On Wed, Feb 26, 2025 at 01:24:22PM +0100, Daniel Sahlberg wrote:
> Looking at the code, I'm assuming that if SVN_UNALIGNED_ACCESS_IS_OK was
> set to 0 (so the char by char loop after #endif is used instead), the code
> would run just fine. Can you confirm that?
> 
> SVN_UNALIGNED_ACCESS_IS_OK is defined as follows - we'd probably have to
> change that for GCC15.

Unaligned access is undefined behaviour (UB). Compilers are now taking
more liberties with undefined behaviour than they used to. So we need
to be very careful in our assumptions about UB.

Our code which is guarded by SVN_UNALIGNED_ACCESS_IS_OK might become
unsafe when built with newer compilers on any platform. This code's
behaviour is no longer under our control, but the compiler's s control.
svn_eol__find_eol_start() might crash, become a no-op, or have unknown
side-effects resulting in annoyances or even CVEs.
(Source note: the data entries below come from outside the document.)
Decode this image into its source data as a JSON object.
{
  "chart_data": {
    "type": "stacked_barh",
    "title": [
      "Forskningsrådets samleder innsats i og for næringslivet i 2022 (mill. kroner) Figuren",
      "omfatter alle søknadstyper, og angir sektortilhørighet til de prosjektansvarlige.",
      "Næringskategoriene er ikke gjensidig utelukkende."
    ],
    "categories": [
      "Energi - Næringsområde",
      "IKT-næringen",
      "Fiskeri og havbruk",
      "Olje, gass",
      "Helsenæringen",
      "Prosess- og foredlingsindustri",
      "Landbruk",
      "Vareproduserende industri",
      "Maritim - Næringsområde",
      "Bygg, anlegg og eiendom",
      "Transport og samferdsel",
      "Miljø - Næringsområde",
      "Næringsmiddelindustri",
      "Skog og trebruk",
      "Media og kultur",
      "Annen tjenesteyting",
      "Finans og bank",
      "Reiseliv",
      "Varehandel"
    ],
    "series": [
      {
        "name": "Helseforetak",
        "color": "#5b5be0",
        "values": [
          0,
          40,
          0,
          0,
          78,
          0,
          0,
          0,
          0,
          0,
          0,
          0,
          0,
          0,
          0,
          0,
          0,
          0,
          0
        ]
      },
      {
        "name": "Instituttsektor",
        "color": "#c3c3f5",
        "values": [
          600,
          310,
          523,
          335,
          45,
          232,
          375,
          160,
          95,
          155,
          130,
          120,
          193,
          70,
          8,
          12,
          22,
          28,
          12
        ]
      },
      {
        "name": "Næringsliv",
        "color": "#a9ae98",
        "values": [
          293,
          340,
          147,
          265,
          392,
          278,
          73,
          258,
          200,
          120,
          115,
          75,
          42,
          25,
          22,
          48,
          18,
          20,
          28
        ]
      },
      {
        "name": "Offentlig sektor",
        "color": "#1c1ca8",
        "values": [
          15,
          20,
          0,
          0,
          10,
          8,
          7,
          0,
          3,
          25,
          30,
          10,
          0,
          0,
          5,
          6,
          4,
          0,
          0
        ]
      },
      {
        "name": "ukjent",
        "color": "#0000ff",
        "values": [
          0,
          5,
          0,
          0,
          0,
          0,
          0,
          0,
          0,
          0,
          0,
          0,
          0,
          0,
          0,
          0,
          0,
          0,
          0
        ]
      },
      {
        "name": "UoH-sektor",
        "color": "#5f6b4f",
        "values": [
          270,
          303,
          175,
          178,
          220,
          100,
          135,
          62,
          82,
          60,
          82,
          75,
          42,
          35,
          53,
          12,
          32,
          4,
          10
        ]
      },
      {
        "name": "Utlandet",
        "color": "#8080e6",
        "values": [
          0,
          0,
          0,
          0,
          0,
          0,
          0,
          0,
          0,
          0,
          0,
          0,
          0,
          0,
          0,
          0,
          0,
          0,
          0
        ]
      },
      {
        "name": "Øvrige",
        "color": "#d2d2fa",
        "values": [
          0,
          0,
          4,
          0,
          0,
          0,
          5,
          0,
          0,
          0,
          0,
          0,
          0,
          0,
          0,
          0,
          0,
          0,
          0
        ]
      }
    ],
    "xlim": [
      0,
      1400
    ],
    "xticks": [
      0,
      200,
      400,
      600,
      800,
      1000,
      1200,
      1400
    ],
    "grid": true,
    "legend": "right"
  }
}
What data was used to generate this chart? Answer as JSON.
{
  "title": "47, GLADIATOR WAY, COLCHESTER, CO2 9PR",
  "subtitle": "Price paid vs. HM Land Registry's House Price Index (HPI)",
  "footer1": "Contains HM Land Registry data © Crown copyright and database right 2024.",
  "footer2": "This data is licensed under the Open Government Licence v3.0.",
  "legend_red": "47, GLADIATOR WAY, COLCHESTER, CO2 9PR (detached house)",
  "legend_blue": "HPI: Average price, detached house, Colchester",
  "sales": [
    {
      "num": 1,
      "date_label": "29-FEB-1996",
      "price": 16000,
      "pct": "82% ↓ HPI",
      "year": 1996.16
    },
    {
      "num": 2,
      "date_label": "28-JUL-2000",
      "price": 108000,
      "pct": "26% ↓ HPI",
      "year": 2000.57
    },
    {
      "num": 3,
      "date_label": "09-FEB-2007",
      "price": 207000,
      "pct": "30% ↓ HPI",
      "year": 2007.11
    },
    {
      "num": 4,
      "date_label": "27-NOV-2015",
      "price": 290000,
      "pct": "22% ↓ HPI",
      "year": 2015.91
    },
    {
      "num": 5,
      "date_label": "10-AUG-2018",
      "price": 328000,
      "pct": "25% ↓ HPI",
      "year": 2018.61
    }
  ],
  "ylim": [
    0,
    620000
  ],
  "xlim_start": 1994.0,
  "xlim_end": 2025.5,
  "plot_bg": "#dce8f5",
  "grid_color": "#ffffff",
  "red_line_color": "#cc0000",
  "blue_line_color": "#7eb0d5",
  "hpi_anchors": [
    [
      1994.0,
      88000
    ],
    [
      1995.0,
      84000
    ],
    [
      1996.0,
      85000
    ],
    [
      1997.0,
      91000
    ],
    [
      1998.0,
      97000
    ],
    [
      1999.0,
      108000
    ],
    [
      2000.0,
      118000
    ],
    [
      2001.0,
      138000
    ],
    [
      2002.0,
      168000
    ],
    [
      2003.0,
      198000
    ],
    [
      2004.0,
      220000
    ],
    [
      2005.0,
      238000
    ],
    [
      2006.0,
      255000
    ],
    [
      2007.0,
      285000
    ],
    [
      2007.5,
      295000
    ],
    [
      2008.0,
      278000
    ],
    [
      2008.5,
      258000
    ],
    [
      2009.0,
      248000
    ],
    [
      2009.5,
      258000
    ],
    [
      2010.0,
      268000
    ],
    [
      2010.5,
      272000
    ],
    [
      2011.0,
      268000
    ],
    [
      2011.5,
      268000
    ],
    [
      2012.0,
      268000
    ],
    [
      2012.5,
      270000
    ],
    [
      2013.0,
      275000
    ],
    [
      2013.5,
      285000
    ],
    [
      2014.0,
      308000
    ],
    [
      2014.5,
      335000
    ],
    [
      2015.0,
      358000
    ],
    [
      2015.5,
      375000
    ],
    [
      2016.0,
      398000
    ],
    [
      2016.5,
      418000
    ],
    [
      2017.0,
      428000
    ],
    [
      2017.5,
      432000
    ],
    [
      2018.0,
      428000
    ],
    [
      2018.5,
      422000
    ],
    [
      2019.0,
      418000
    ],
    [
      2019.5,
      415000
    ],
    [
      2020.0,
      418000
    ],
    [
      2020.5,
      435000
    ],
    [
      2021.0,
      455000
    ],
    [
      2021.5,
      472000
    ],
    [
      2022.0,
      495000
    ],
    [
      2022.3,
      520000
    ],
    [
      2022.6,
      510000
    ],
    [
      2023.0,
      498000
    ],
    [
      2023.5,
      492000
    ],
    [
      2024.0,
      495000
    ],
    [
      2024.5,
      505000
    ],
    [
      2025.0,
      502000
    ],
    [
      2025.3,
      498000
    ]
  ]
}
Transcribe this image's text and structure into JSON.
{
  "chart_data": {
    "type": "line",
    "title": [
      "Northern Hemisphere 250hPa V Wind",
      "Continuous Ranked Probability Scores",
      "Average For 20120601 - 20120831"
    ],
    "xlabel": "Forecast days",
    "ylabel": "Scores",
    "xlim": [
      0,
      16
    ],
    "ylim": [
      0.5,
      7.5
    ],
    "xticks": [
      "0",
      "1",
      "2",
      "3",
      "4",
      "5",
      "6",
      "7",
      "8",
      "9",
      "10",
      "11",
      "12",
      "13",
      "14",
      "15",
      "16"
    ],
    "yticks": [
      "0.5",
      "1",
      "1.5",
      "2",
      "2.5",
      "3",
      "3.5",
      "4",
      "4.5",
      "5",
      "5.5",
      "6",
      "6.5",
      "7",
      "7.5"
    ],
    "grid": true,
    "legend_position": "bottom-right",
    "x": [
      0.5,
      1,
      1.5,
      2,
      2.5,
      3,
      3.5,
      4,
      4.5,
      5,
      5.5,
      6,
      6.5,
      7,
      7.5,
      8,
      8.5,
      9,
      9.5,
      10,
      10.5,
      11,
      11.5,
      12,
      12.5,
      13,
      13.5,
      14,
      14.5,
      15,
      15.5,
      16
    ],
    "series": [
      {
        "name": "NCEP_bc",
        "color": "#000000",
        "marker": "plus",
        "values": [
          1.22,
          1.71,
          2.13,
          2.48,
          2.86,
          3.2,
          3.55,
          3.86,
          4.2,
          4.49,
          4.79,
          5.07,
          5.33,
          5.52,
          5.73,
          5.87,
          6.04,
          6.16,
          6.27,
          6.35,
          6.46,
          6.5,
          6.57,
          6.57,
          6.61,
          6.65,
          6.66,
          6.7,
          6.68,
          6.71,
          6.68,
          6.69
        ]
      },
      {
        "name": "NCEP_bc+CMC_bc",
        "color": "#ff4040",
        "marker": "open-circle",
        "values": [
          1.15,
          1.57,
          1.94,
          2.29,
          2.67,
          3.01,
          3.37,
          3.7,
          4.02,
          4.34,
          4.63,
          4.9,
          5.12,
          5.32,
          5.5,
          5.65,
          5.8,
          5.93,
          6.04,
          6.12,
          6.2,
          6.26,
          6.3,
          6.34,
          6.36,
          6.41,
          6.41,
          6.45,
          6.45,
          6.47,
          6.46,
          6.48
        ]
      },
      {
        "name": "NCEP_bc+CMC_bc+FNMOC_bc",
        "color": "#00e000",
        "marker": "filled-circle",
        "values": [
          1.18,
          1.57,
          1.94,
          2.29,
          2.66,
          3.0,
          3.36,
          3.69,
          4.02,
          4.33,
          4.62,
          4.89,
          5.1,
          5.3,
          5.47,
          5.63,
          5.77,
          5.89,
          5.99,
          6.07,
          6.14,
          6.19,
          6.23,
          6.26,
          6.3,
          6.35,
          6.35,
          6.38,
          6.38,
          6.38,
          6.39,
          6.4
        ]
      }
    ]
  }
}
At the very least, we should have this macro off by default and require
it to be enabled manually. For best safety, the code should be removed.
I understand that removing this code will incur a performance cost.
The code was backed up by elaborate performance testing when it was
written years ago.

But what modern compilers make of UB will likely keep changing for the
worse (or better, depending on which side of the UB-fence you are on),
violating assumptions about platform behaviour in the macro definition:

> #ifndef SVN_UNALIGNED_ACCESS_IS_OK
> # if defined(_M_IX86) || defined(i386) \
>      || defined(_M_X64) || defined(__x86_64) \
>      || defined(__powerpc__) || defined(__ppc__)
> #  define SVN_UNALIGNED_ACCESS_IS_OK 1
> # else
> #  define SVN_UNALIGNED_ACCESS_IS_OK 0
> # endif
> #endif

I have seen contrived programs being translated into nothing on x86 when
built with a relatively recent version of clang (16) at optimization levels
of -O2 and up. For example, the following program will literally have its
entire main() function elided:

[[[
#include <float.h>
int main(void) {
  double v = DBL_MAX;
  int v2 = v;
  if (v2 != v) return 0;
  return 1;
}
]]]
(courtesy of https://bsd.network/@kristapsdz/113870782376321887)

On OpenBSD/amd64, with clang -O2 this program compiles to 3 instructions,
an empty function. The resulting executable just crashes when run.
[[[
(gdb) disassemble main
   0x0000000000001950 <+0>:     endbr64
   0x0000000000001954 <+4>:     push   %rbp
   0x0000000000001955 <+5>:     mov    %rsp,%rbp
]]]

At -01 there are 4 lines (still crashes). Without optimization (-O0)
there are 38 lines of assembly instead of 3, and the program exits
with status 0.

Granted, what I have seen are contrived cases. But they resulted
from someone looking into problems while doing development in C.
As a C developer, this scares me enough to avoid UB at all costs
because I cannot trust the compiler to warn about my mistakes
which introduce UB. Rather, the compiler might decide to elide
the code and change the intended meaning of the program.